C’est désormais validé : les avocats français pourront s’inscrire au barreau du Québec après avoir réussi un examen portant sur la déontologie et la règlementation professionnelle.
Réciproquement, les avocats québécois pourront s’inscrire dans un barreau français à l’issu du même type d’examen.

Les dispositions sont déjà transposées en France. Elles le seront prochainement au Québec, M. Jean Charest, signataire de l’accord, ayant annoncé que le projet de loi portant sur sa mise en œuvre serait proposé au vote de l’Assemblée nationale le 5 juin prochain.

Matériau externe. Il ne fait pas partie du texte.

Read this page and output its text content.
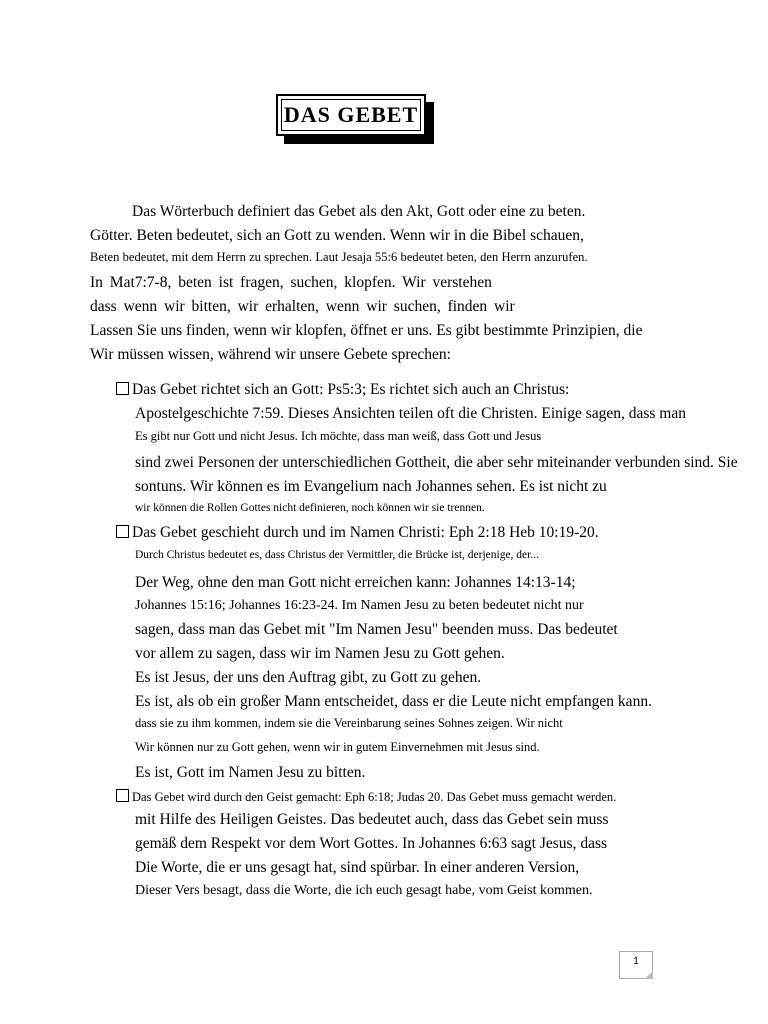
DAS GEBET
Das Wörterbuch definiert das Gebet als den Akt, Gott oder eine zu beten.
Götter. Beten bedeutet, sich an Gott zu wenden. Wenn wir in die Bibel schauen,
Beten bedeutet, mit dem Herrn zu sprechen. Laut Jesaja 55:6 bedeutet beten, den Herrn anzurufen.
In Mat7:7-8, beten ist fragen, suchen, klopfen. Wir verstehen
dass wenn wir bitten, wir erhalten, wenn wir suchen, finden wir
Lassen Sie uns finden, wenn wir klopfen, öffnet er uns. Es gibt bestimmte Prinzipien, die
Wir müssen wissen, während wir unsere Gebete sprechen:
Das Gebet richtet sich an Gott: Ps5:3; Es richtet sich auch an Christus:
Apostelgeschichte 7:59. Dieses Ansichten teilen oft die Christen. Einige sagen, dass man
Es gibt nur Gott und nicht Jesus. Ich möchte, dass man weiß, dass Gott und Jesus
sind zwei Personen der unterschiedlichen Gottheit, die aber sehr miteinander verbunden sind. Sie
sontuns. Wir können es im Evangelium nach Johannes sehen. Es ist nicht zu
wir können die Rollen Gottes nicht definieren, noch können wir sie trennen.
Das Gebet geschieht durch und im Namen Christi: Eph 2:18 Heb 10:19-20.
Durch Christus bedeutet es, dass Christus der Vermittler, die Brücke ist, derjenige, der...
Der Weg, ohne den man Gott nicht erreichen kann: Johannes 14:13-14;
Johannes 15:16; Johannes 16:23-24. Im Namen Jesu zu beten bedeutet nicht nur
sagen, dass man das Gebet mit "Im Namen Jesu" beenden muss. Das bedeutet
vor allem zu sagen, dass wir im Namen Jesu zu Gott gehen.
Es ist Jesus, der uns den Auftrag gibt, zu Gott zu gehen.
Es ist, als ob ein großer Mann entscheidet, dass er die Leute nicht empfangen kann.
dass sie zu ihm kommen, indem sie die Vereinbarung seines Sohnes zeigen. Wir nicht
Wir können nur zu Gott gehen, wenn wir in gutem Einvernehmen mit Jesus sind.
Es ist, Gott im Namen Jesu zu bitten.
Das Gebet wird durch den Geist gemacht: Eph 6:18; Judas 20. Das Gebet muss gemacht werden.
mit Hilfe des Heiligen Geistes. Das bedeutet auch, dass das Gebet sein muss
gemäß dem Respekt vor dem Wort Gottes. In Johannes 6:63 sagt Jesus, dass
Die Worte, die er uns gesagt hat, sind spürbar. In einer anderen Version,
Dieser Vers besagt, dass die Worte, die ich euch gesagt habe, vom Geist kommen.
1
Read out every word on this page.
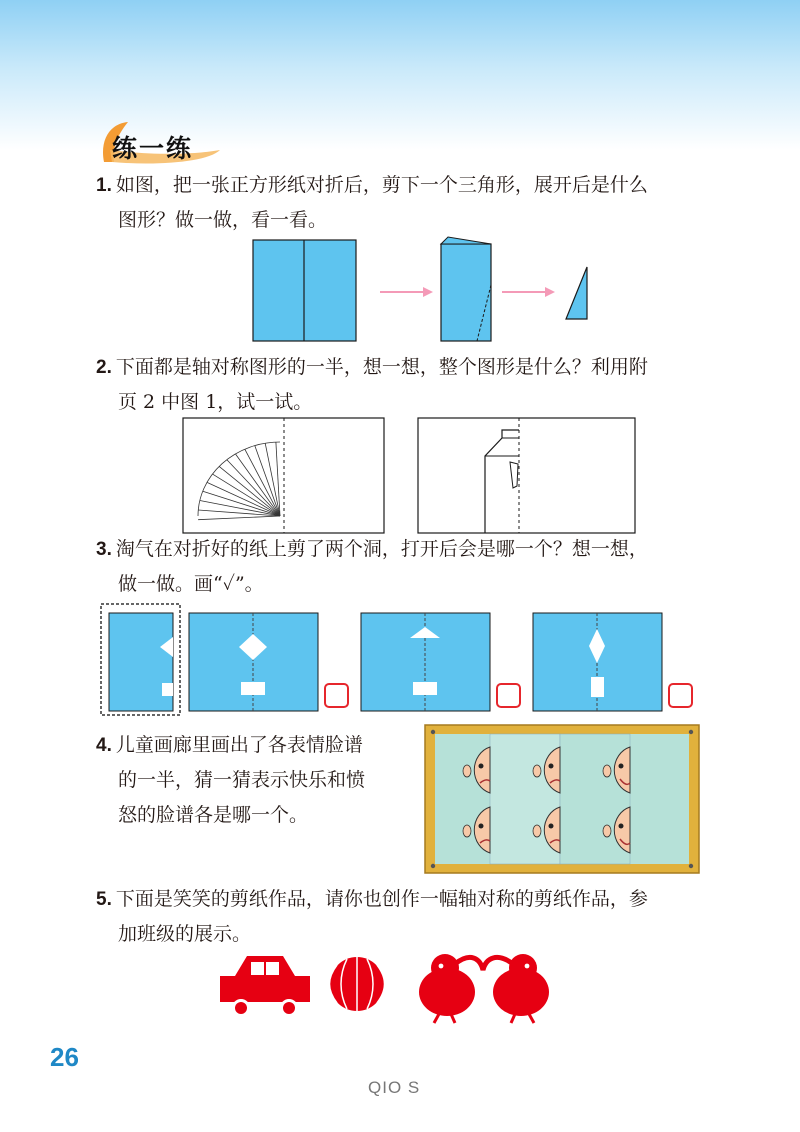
练一练
1. 如图，把一张正方形纸对折后，剪下一个三角形，展开后是什么
图形？做一做，看一看。
2. 下面都是轴对称图形的一半，想一想，整个图形是什么？利用附
页 2 中图 1，试一试。
3. 淘气在对折好的纸上剪了两个洞，打开后会是哪一个？想一想，
做一做。画“✓”。
4. 儿童画廊里画出了各表情脸谱
的一半，猜一猜表示快乐和愤
怒的脸谱各是哪一个。
5. 下面是笑笑的剪纸作品，请你也创作一幅轴对称的剪纸作品，参
加班级的展示。
26
QIO S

Aux yeux du Premier Ministre, le barreau du Québec fait figure de bon élève et s’inscrit dans la droite lignée du courant d’ouverture sur le monde qu’il veut insuffler, avec la poursuite de négociations pour la reconnaissance mutuelle avec la France d’autres professions et métiers, ainsi que plusieurs projets de partenariat avec l’Union européenne. Il l’a d’ailleurs affirmé haut et fort en fin de semaine, en marge du congrès du Barreau : « le Québec a besoin de bras, de cœurs et de cerveaux ».

L’accord semble en effet avant tout politique. De l’avis même des négociateurs, il ne faut pas s’attendre à une révolution, ils n’imaginent pas que plus d’une vingtaine d’avocats de chaque coté de l’Atlantique puissent être tentés par la mobilité offerte entre les deux pays.